Polynomial functions of odd degree are surjective

Prove if the function $f: \mathbb{R} \to \mathbb{R}$ is a polynomial function of odd degree, then $f(\mathbb{R}) = \mathbb{R}.$

We know a polynomial, $f(x)=a_nx^n +a_{n−1}x^{n−1} ...a_1x+a_0$ with real coefficients is continuous. Also, $\mathbb{R}$ is connected now since $\mathbb{R}$ is connected then $f(\mathbb{R})$ is connected, thus we can apply the intermediate value theorem. Now any polynomial of odd degree has at least one real root since every polynomial, with real coefficients, has as many roots as it has degrees. Also, any complex roots are paired with their complex conjugates thus they take up an even number of roots. So, an odd degree polynomial has only an even number of roots that can be complex therefore at least one root must be real. Therefore, there exists $p,q\in \mathbb{R}$, $p<q$ such that $f(p)<0$ and $f(q)>0$. Thus we can then choose $p\in \mathbb{R}$ such that $f(p) \ge 0,$ $f(p)\le 0$ and obtain any $f(\mathbb{R})\in \mathbb{R}$.

Similarly, suppose that the leading coefficient of $f$ is positive then, $\lim_{x\to \infty} f(x) = \infty$, and $\lim_{x\to -\infty} f(x) = -\infty$. So, any arbitrarily large or small value can be attained. Due to the intermediate value theorem and since $f$ is continuous, any value between such a large value $M$ and a small value $m$ is attained. Hence, $f(\mathbb{R}) = \mathbb{R}$. And a similar argument follows if the leading coefficient of $f$ is negative. Therefore, $f(\mathbb{R}) = \mathbb{R}$.

Is this correct?

Solution 1:

That is correct, but all you really need is the last part : Assume without loss of generality that the leading coefficient is positive (else apply this result to $-f$), and note that $$ \lim_{x\to +\infty} f(x) = +\infty, \text{ and } \lim_{x\to -\infty} f(x) = -\infty $$ Then, for any $y\in \mathbb{R}$, there is $M > 0$ such that $$ x > M \Rightarrow f(x) > y, \text{ and } x < -M \Rightarrow f(x) < y $$ Hence, by intermediate value theorem, there is $x_0 \in [-M,M]$ such that $f(x_0) = y$.

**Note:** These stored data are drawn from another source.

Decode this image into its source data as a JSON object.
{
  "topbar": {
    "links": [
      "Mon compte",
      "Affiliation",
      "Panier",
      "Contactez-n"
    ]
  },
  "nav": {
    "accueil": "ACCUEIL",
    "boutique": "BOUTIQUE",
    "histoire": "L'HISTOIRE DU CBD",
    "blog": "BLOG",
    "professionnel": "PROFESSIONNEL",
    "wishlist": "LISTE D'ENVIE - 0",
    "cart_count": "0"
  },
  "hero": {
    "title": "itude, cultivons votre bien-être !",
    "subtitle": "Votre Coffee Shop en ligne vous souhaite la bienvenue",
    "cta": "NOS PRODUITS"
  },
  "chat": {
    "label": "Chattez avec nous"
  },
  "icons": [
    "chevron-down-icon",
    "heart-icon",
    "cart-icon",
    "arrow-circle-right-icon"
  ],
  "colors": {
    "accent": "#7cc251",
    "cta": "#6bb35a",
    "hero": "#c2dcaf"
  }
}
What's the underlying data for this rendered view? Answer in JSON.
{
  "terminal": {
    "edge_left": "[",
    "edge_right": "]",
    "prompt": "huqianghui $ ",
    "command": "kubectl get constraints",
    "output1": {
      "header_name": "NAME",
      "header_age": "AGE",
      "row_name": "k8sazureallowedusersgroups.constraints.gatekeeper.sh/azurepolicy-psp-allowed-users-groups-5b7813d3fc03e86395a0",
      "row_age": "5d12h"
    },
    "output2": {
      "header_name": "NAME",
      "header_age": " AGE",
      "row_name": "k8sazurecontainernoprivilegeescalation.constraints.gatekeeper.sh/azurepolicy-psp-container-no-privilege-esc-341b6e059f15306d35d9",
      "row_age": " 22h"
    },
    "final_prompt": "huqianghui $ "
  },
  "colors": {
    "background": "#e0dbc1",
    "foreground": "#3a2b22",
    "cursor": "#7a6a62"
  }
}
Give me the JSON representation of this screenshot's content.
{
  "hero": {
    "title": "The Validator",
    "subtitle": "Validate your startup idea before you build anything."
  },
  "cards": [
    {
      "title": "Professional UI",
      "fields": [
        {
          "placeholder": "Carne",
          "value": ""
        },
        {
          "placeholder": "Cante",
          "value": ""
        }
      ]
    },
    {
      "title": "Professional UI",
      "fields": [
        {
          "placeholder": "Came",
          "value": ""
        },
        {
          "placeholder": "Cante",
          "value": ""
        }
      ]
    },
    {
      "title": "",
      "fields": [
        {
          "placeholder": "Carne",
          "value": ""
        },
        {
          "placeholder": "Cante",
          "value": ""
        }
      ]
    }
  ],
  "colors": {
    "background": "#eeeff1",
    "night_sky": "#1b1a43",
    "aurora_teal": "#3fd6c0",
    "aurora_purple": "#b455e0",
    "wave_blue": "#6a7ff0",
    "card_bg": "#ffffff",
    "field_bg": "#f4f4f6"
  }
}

This is true for all $y \in \mathbb{R}$, and hence $f(\mathbb{R}) = \mathbb{R}$

Solution 2:

every odd degree polynomial over $\mathbb{R}$ has a root in $\mathbb{R}$....

we want to prove that for each $b\in \mathbb{R}$ there exist some $a\in \mathbb{R}$ such that $f(a)=b$

Set $f(x)=b$and consider $g(x)=f(x)-b$ this $g(x)$ is an odd degree polynomial and hence has a real root

thus we have $a\in \mathbb{R}$ such that $g(a)=0$ i.e., $f(a)-b=0$ i.e., $f(a)=b$

I was expecting that the hint which i have given is more that sufficient...